Une scène de la série Fugueuse récemment diffusée à TVA. On y voit les personnages de Damien  (Jean-François Ruel) et Fanny 
(Ludivine Reding).
Une scène de la série Fugueuse récemment diffusée à TVA. On y voit les personnages de Damien (Jean-François Ruel) et Fanny (Ludivine Reding). Photo courtoisie Marlene Gelineau-Payett


La série Fugueuse a bien des mérites. Notamment celui d’avoir suscité une discussion collective sur l’exploitation sexuelle. La série a ouvert une discussion sur la prostitution dans les familles, les écoles et les maisons des jeunes.

Il faut dire que la série de Michelle Allen regorge de qualités. Le réalisme du parcours de Fanny est troublant, même pour nous qui travaillons aux côtés des femmes qui sont ou qui ont été dans l’industrie du sexe. Des femmes qui ont réussi à sortir de l’industrie nous parlent de leurs flash-back et des traumatismes ravivés par la série.

Les limites du consentement

L’auteure a eu l’intelligence de montrer que l’entrée dans la prostitution n’est pas seulement l’apanage des jeunes femmes en difficulté. Un grand nombre de femmes ayant un vécu en lien avec la prostitution ont été victimes d’abus avant leur entrée dans l’industrie du sexe, mais une partie d’entre elles sont aussi des « Fanny », adolescentes typiques au parcours ordinaire. En ce sens, la série a exposé les limites du consentement.

Une scène de la série Fugueuse récemment diffusée à TVA. On y voit les personnages de Damien  (Jean-François Ruel) et Fanny 
(Ludivine Reding).
Martine B. Côté Photo courtoisie

Oui, Fanny est entrée dans ce monde de son plein gré, en a tiré une certaine satisfaction, mais rapidement, nous avons été à même de constater que la sortie lui était difficile, voire impossible. Quand certaines personnes clament que nous ne devons pas intervenir en matière de prostitution puisqu’il s’agit de relations entre personnes consentantes, elles oublient que le consentement se construit et s’achète ; que bien des femmes prostituées ont peut-être à un certain moment fait le choix d’entrer dans ce milieu, mais que c’est par absence d’autres choix qu’elles ne peuvent en sortir.

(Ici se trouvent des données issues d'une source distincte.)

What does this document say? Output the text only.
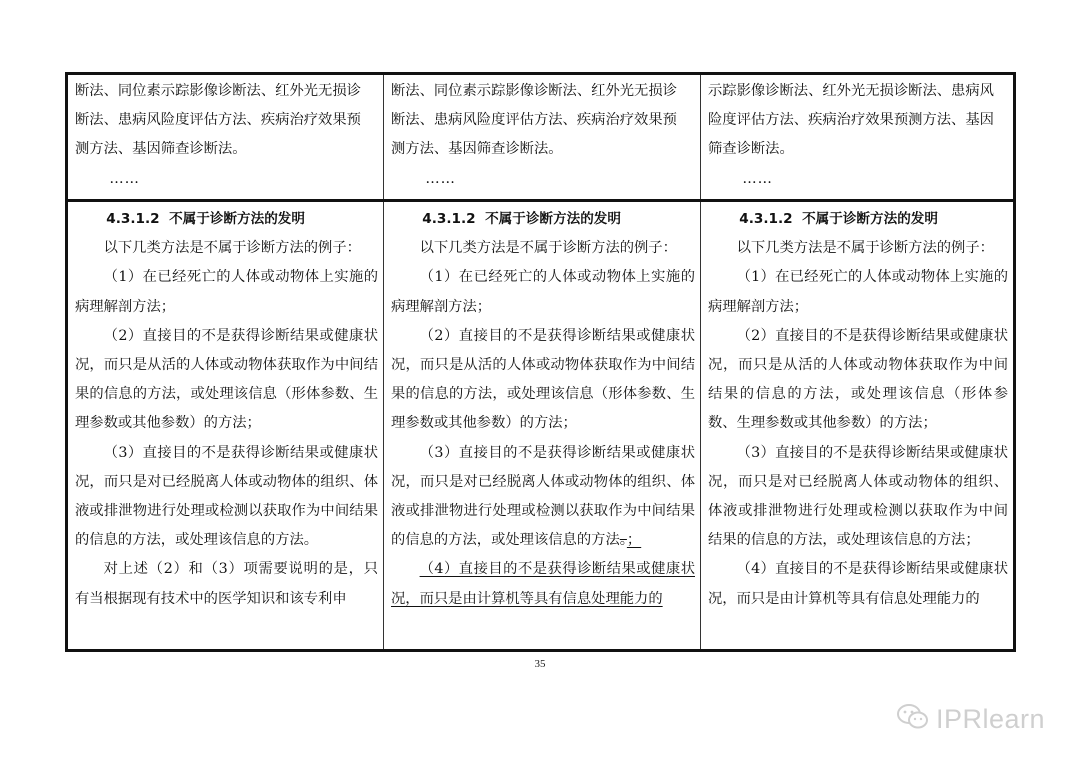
断法、同位素示踪影像诊断法、红外光无损诊

断法、患病风险度评估方法、疾病治疗效果预

测方法、基因筛查诊断法。

……

断法、同位素示踪影像诊断法、红外光无损诊

断法、患病风险度评估方法、疾病治疗效果预

测方法、基因筛查诊断法。

……

示踪影像诊断法、红外光无损诊断法、患病风

险度评估方法、疾病治疗效果预测方法、基因

筛查诊断法。

……

4.3.1.2 不属于诊断方法的发明

以下几类方法是不属于诊断方法的例子：

（1）在已经死亡的人体或动物体上实施的病理解剖方法；

（2）直接目的不是获得诊断结果或健康状况，而只是从活的人体或动物体获取作为中间结果的信息的方法，或处理该信息（形体参数、生理参数或其他参数）的方法；

（3）直接目的不是获得诊断结果或健康状况，而只是对已经脱离人体或动物体的组织、体液或排泄物进行处理或检测以获取作为中间结果的信息的方法，或处理该信息的方法。

对上述（2）和（3）项需要说明的是，只有当根据现有技术中的医学知识和该专利申

4.3.1.2 不属于诊断方法的发明

以下几类方法是不属于诊断方法的例子：

（1）在已经死亡的人体或动物体上实施的病理解剖方法；

（2）直接目的不是获得诊断结果或健康状况，而只是从活的人体或动物体获取作为中间结果的信息的方法，或处理该信息（形体参数、生理参数或其他参数）的方法；

（3）直接目的不是获得诊断结果或健康状况，而只是对已经脱离人体或动物体的组织、体液或排泄物进行处理或检测以获取作为中间结果的信息的方法，或处理该信息的方法。；

（4）直接目的不是获得诊断结果或健康状况，而只是由计算机等具有信息处理能力的

4.3.1.2 不属于诊断方法的发明

以下几类方法是不属于诊断方法的例子：

（1）在已经死亡的人体或动物体上实施的病理解剖方法；

（2）直接目的不是获得诊断结果或健康状况，而只是从活的人体或动物体获取作为中间结果的信息的方法，或处理该信息（形体参数、生理参数或其他参数）的方法；

（3）直接目的不是获得诊断结果或健康状况，而只是对已经脱离人体或动物体的组织、体液或排泄物进行处理或检测以获取作为中间结果的信息的方法，或处理该信息的方法；

（4）直接目的不是获得诊断结果或健康状况，而只是由计算机等具有信息处理能力的

35
IPRlearn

La série a également contribué à démystifier la figure du proxénète en montrant que ce ne sont pas seulement des individus associés à de gros réseaux du crime organisé. Certes, une grande partie de l’industrie du sexe gonfle les coffres de diverses bandes criminelles, mais le proxénète, c’est aussi le gars qui vend sa « blonde », qui entretient l’illusion d’une relation amoureuse, question de récolter les profits. Fugueuse montre bien comment l’industrie s’adapte, trouve toujours de nouvelles méthodes pour recruter des femmes et pour les maintenir dans la prostitution (vidéos envoyées aux proches et menaces de toutes sortes).

La demande des hommes

Maintenant, nous devons poursuivre la discussion et aborder le cœur du problème de l’exploitation sexuelle : la demande des hommes pour acheter le corps des femmes. Jamais, dans notre société, le fait que des hommes exigent toute une sélection de femmes à acheter et de lieux pour les consommer n’est remis en question. Sans acheteurs, pas de Damien. Et pas de Fanny. C’est parce que des hommes demandent toujours de nouvelles femmes, plus jeunes, pas trop « maganées » que plus de 300 salons de massage ont pignon sur rue dans le Grand Montréal, que les annonces d’escortes pullulent et que des femmes sont victimes de traite vers Toronto ou l’Ouest canadien. C’est parce que des hommes veulent acheter que des Damien s’affairent à trouver de nouvelles victimes.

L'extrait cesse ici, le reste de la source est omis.